Читать книгу Bread Matters: The sorry state of modern bread and a definitive guide to baking your own - Andrew Whitley - Страница 69
Flavour
ОглавлениеIt is striking that in professional manuals and domestic baking books alike, there is rarely, if ever, a mention of the flavour of flour. True, many factors contribute to the flavour of a baked loaf, not least the length and method of fermentation. But flour is by far the largest component of bread, and since much bread is made with white flour, which is intrinsically pretty tasteless, one might have thought that some attention would be paid to the differences in flavour between various wheat varieties. It seems, however, that the average British consumer rather favours blandness. Some years ago a large independent bakery firm did some trials with a sourdough system for making standard white sliced loaves, but did not adopt the new method when taste panels reported that the bread had ‘too much flavour’.

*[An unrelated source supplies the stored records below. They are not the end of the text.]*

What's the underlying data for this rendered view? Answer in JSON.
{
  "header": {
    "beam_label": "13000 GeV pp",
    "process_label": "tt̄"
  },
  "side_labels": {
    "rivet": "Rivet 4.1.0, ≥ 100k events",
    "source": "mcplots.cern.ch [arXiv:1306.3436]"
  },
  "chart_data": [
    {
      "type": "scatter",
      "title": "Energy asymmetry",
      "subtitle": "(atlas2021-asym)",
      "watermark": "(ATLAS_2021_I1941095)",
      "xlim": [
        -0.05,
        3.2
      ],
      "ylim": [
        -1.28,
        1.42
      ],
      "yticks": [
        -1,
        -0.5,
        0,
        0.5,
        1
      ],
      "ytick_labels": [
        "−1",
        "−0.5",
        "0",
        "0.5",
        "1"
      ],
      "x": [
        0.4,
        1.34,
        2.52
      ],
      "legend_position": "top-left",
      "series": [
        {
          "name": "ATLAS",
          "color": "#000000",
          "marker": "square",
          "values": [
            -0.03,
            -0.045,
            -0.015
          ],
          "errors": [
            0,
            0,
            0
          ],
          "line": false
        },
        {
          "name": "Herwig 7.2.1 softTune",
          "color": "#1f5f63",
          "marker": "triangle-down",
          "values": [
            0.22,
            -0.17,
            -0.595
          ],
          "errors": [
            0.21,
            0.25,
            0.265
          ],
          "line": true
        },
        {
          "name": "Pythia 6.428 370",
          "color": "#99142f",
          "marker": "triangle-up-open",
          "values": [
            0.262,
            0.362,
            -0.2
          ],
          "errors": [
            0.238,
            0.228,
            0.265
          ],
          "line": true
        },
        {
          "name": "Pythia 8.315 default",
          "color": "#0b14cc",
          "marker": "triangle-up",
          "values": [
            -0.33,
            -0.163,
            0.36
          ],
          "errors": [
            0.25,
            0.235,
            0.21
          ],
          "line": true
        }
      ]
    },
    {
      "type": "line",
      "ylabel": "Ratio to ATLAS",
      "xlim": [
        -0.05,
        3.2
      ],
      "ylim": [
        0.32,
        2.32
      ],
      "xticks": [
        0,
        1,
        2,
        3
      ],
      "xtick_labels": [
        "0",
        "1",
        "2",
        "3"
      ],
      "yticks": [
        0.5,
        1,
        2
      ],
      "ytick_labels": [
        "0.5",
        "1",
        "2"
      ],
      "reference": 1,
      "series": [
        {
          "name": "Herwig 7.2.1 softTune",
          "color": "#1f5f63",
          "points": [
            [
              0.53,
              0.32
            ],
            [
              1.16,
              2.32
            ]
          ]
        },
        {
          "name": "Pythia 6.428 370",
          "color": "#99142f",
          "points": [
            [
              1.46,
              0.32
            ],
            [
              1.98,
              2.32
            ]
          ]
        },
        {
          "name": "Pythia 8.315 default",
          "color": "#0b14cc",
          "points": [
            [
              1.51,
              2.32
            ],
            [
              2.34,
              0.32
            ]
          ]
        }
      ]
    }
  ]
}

For those home bakers who do want to make the best-tasting bread, I recommend British wheat every time. It goes without saying that I mean good, organically grown British wheat. Any wheat grown in a cold, sunless summer, harvested too late and needing to be dried mechanically is unlikely to taste wonderful. But there is something about the conditions in the better kind of British summer that, combined with the right soil and a suitable wheat variety, can produce flour that tastes superb. And I do mean British, not just English. Some of the highest-protein wheat in Britain has been grown on the Black Isle (north of Inverness), whose microclimate and extended summer day-length must be partly responsible1. I hope that the work currently being done in various European countries to develop wheat varieties more suited to organic systems will not forget to include flavour as a key criterion.